The company also plans to expand its capabilities in the future to include more advanced tasks such as conducting market research, analysing customer trends, and extracting insights that help companies develop their products and services.
The smart agent will be part of the subscriptions allocated to companies within the "Meta One" packages, while the company will impose usage-based charges for large companies that rely on the WhatsApp Business platform.
Huge investments
These moves come at a time when giant technology companies continue to pour huge investments into artificial intelligence, amid a growing conviction that this technology will be the main driver of growth in the coming years.
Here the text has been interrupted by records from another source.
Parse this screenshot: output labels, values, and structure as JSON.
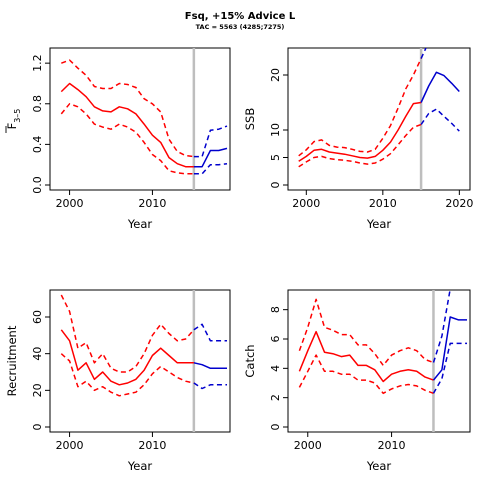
{
  "title": "Fsq, +15% Advice L",
  "subtitle": "TAC = 5563 (4285;7275)",
  "colors": {
    "historic": "#ff0000",
    "projection": "#0000cd",
    "reference_line": "#bebebe"
  },
  "reference_year": 2015,
  "chart_data": [
    {
      "type": "line",
      "ylabel_main": "F",
      "ylabel_sub": "3–5",
      "ylabel_overbar": true,
      "xlabel": "Year",
      "xlim": [
        1998,
        2019
      ],
      "ylim": [
        0,
        1.3
      ],
      "xticks": [
        "2000",
        "2010"
      ],
      "yticks": [
        "0.0",
        "0.4",
        "0.8",
        "1.2"
      ],
      "series": [
        {
          "role": "historic-median",
          "x": [
            1999,
            2000,
            2001,
            2002,
            2003,
            2004,
            2005,
            2006,
            2007,
            2008,
            2009,
            2010,
            2011,
            2012,
            2013,
            2014,
            2015
          ],
          "values": [
            0.92,
            1.0,
            0.94,
            0.87,
            0.77,
            0.73,
            0.72,
            0.77,
            0.75,
            0.7,
            0.6,
            0.49,
            0.42,
            0.27,
            0.21,
            0.18,
            0.18
          ]
        },
        {
          "role": "historic-upper",
          "x": [
            1999,
            2000,
            2001,
            2002,
            2003,
            2004,
            2005,
            2006,
            2007,
            2008,
            2009,
            2010,
            2011,
            2012,
            2013,
            2014,
            2015
          ],
          "values": [
            1.2,
            1.23,
            1.15,
            1.08,
            0.97,
            0.95,
            0.95,
            1.0,
            0.99,
            0.96,
            0.85,
            0.8,
            0.72,
            0.45,
            0.33,
            0.29,
            0.28
          ]
        },
        {
          "role": "historic-lower",
          "x": [
            1999,
            2000,
            2001,
            2002,
            2003,
            2004,
            2005,
            2006,
            2007,
            2008,
            2009,
            2010,
            2011,
            2012,
            2013,
            2014,
            2015
          ],
          "values": [
            0.7,
            0.8,
            0.77,
            0.7,
            0.6,
            0.57,
            0.55,
            0.6,
            0.57,
            0.52,
            0.42,
            0.3,
            0.24,
            0.14,
            0.12,
            0.11,
            0.11
          ]
        },
        {
          "role": "projection-median",
          "x": [
            2015,
            2016,
            2017,
            2018,
            2019
          ],
          "values": [
            0.18,
            0.18,
            0.34,
            0.34,
            0.36
          ]
        },
        {
          "role": "projection-upper",
          "x": [
            2015,
            2016,
            2017,
            2018,
            2019
          ],
          "values": [
            0.28,
            0.28,
            0.54,
            0.55,
            0.58
          ]
        },
        {
          "role": "projection-lower",
          "x": [
            2015,
            2016,
            2017,
            2018,
            2019
          ],
          "values": [
            0.11,
            0.11,
            0.2,
            0.2,
            0.21
          ]
        }
      ]
    },
    {
      "type": "line",
      "ylabel_main": "SSB",
      "xlabel": "Year",
      "xlim": [
        1998,
        2021
      ],
      "ylim": [
        0,
        24
      ],
      "xticks": [
        "2000",
        "2010",
        "2020"
      ],
      "yticks": [
        "0",
        "5",
        "10",
        "20"
      ],
      "series": [
        {
          "role": "historic-median",
          "x": [
            1999,
            2000,
            2001,
            2002,
            2003,
            2004,
            2005,
            2006,
            2007,
            2008,
            2009,
            2010,
            2011,
            2012,
            2013,
            2014,
            2015
          ],
          "values": [
            4.3,
            5.2,
            6.3,
            6.5,
            6.0,
            5.8,
            5.6,
            5.3,
            5.0,
            4.9,
            5.2,
            6.3,
            7.8,
            10.0,
            12.5,
            14.8,
            15.0
          ]
        },
        {
          "role": "historic-upper",
          "x": [
            1999,
            2000,
            2001,
            2002,
            2003,
            2004,
            2005,
            2006,
            2007,
            2008,
            2009,
            2010,
            2011,
            2012,
            2013,
            2014,
            2015
          ],
          "values": [
            5.3,
            6.4,
            7.9,
            8.2,
            7.2,
            6.9,
            6.8,
            6.5,
            6.1,
            6.0,
            6.5,
            8.5,
            10.8,
            14.0,
            17.5,
            20.0,
            23.0
          ]
        },
        {
          "role": "historic-lower",
          "x": [
            1999,
            2000,
            2001,
            2002,
            2003,
            2004,
            2005,
            2006,
            2007,
            2008,
            2009,
            2010,
            2011,
            2012,
            2013,
            2014,
            2015
          ],
          "values": [
            3.3,
            4.2,
            5.0,
            5.2,
            4.8,
            4.6,
            4.5,
            4.3,
            4.0,
            3.8,
            4.0,
            4.7,
            5.7,
            7.3,
            9.0,
            10.5,
            11.0
          ]
        },
        {
          "role": "projection-median",
          "x": [
            2015,
            2016,
            2017,
            2018,
            2019,
            2020
          ],
          "values": [
            15.0,
            18.0,
            20.5,
            19.9,
            18.5,
            17.0
          ]
        },
        {
          "role": "projection-upper",
          "x": [
            2015,
            2016
          ],
          "values": [
            23.0,
            26.0
          ]
        },
        {
          "role": "projection-lower",
          "x": [
            2015,
            2016,
            2017,
            2018,
            2019,
            2020
          ],
          "values": [
            11.0,
            13.0,
            13.8,
            12.5,
            11.2,
            9.8
          ]
        }
      ]
    },
    {
      "type": "line",
      "ylabel_main": "Recruitment",
      "xlabel": "Year",
      "xlim": [
        1998,
        2019
      ],
      "ylim": [
        0,
        72
      ],
      "xticks": [
        "2000",
        "2010"
      ],
      "yticks": [
        "0",
        "20",
        "40",
        "60"
      ],
      "series": [
        {
          "role": "historic-median",
          "x": [
            1999,
            2000,
            2001,
            2002,
            2003,
            2004,
            2005,
            2006,
            2007,
            2008,
            2009,
            2010,
            2011,
            2012,
            2013,
            2014,
            2015
          ],
          "values": [
            53,
            47,
            31,
            35,
            26,
            30,
            25,
            23,
            24,
            26,
            31,
            39,
            43,
            39,
            35,
            35,
            35
          ]
        },
        {
          "role": "historic-upper",
          "x": [
            1999,
            2000,
            2001,
            2002,
            2003,
            2004,
            2005,
            2006,
            2007,
            2008,
            2009,
            2010,
            2011,
            2012,
            2013,
            2014,
            2015
          ],
          "values": [
            72,
            63,
            43,
            46,
            35,
            40,
            32,
            30,
            30,
            33,
            40,
            50,
            56,
            51,
            47,
            48,
            53
          ]
        },
        {
          "role": "historic-lower",
          "x": [
            1999,
            2000,
            2001,
            2002,
            2003,
            2004,
            2005,
            2006,
            2007,
            2008,
            2009,
            2010,
            2011,
            2012,
            2013,
            2014,
            2015
          ],
          "values": [
            40,
            36,
            22,
            25,
            20,
            22,
            19,
            17,
            18,
            19,
            23,
            29,
            33,
            30,
            27,
            25,
            24
          ]
        },
        {
          "role": "projection-median",
          "x": [
            2015,
            2016,
            2017,
            2018,
            2019
          ],
          "values": [
            35,
            34,
            32,
            32,
            32
          ]
        },
        {
          "role": "projection-upper",
          "x": [
            2015,
            2016,
            2017,
            2018,
            2019
          ],
          "values": [
            53,
            56,
            47,
            47,
            47
          ]
        },
        {
          "role": "projection-lower",
          "x": [
            2015,
            2016,
            2017,
            2018,
            2019
          ],
          "values": [
            24,
            21,
            23,
            23,
            23
          ]
        }
      ]
    },
    {
      "type": "line",
      "ylabel_main": "Catch",
      "xlabel": "Year",
      "xlim": [
        1998,
        2019
      ],
      "ylim": [
        0,
        9
      ],
      "xticks": [
        "2000",
        "2010"
      ],
      "yticks": [
        "0",
        "2",
        "4",
        "6",
        "8"
      ],
      "series": [
        {
          "role": "historic-median",
          "x": [
            1999,
            2000,
            2001,
            2002,
            2003,
            2004,
            2005,
            2006,
            2007,
            2008,
            2009,
            2010,
            2011,
            2012,
            2013,
            2014,
            2015
          ],
          "values": [
            3.8,
            5.2,
            6.5,
            5.1,
            5.0,
            4.8,
            4.9,
            4.2,
            4.2,
            3.9,
            3.1,
            3.6,
            3.8,
            3.9,
            3.8,
            3.4,
            3.2
          ]
        },
        {
          "role": "historic-upper",
          "x": [
            1999,
            2000,
            2001,
            2002,
            2003,
            2004,
            2005,
            2006,
            2007,
            2008,
            2009,
            2010,
            2011,
            2012,
            2013,
            2014,
            2015
          ],
          "values": [
            5.2,
            6.8,
            8.7,
            6.8,
            6.6,
            6.3,
            6.3,
            5.6,
            5.6,
            5.0,
            4.2,
            4.9,
            5.2,
            5.4,
            5.2,
            4.6,
            4.4
          ]
        },
        {
          "role": "historic-lower",
          "x": [
            1999,
            2000,
            2001,
            2002,
            2003,
            2004,
            2005,
            2006,
            2007,
            2008,
            2009,
            2010,
            2011,
            2012,
            2013,
            2014,
            2015
          ],
          "values": [
            2.7,
            3.8,
            4.9,
            3.8,
            3.8,
            3.6,
            3.6,
            3.2,
            3.2,
            3.0,
            2.3,
            2.6,
            2.8,
            2.9,
            2.8,
            2.5,
            2.3
          ]
        },
        {
          "role": "projection-median",
          "x": [
            2015,
            2016,
            2017,
            2018,
            2019
          ],
          "values": [
            3.2,
            3.9,
            7.5,
            7.3,
            7.3
          ]
        },
        {
          "role": "projection-upper",
          "x": [
            2015,
            2016,
            2017
          ],
          "values": [
            4.4,
            6.2,
            9.4
          ]
        },
        {
          "role": "projection-lower",
          "x": [
            2015,
            2016,
            2017,
            2018,
            2019
          ],
          "values": [
            2.3,
            3.3,
            5.7,
            5.7,
            5.7
          ]
        }
      ]
    }
  ]
}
Last April, Google and Meta raised their 2026 capital spending forecasts, with Google increasing its spending ceiling from $185 billion (Dh679 billion) to $190 billion (Dh697 billion), while Meta raised its estimates from $135 billion (Dh495 billion) to $145 billion (Dh532 billion).
The largest proportion of these investments goes towards building giant data centres, developing computing infrastructure, and securing huge quantities of specialised processors and chips needed to run advanced artificial intelligence models.
Implementation challenges
Despite these massive investments, technology companies are facing increasing challenges in implementing their plans at the required speed, as US media reports indicate that the construction of many new data centres is proceeding at a slower pace than expected, which may pose an obstacle to the rapid expansion of artificial intelligence services.
Observers emphasise that the next phase will not only be a race to develop smarter models, but also a race to secure funding and infrastructure capable of running these models on a global scale.
As giant companies race to invest in artificial intelligence, the question no longer seems to be who will lead the next technological revolution, but rather who can afford its enormous cost first.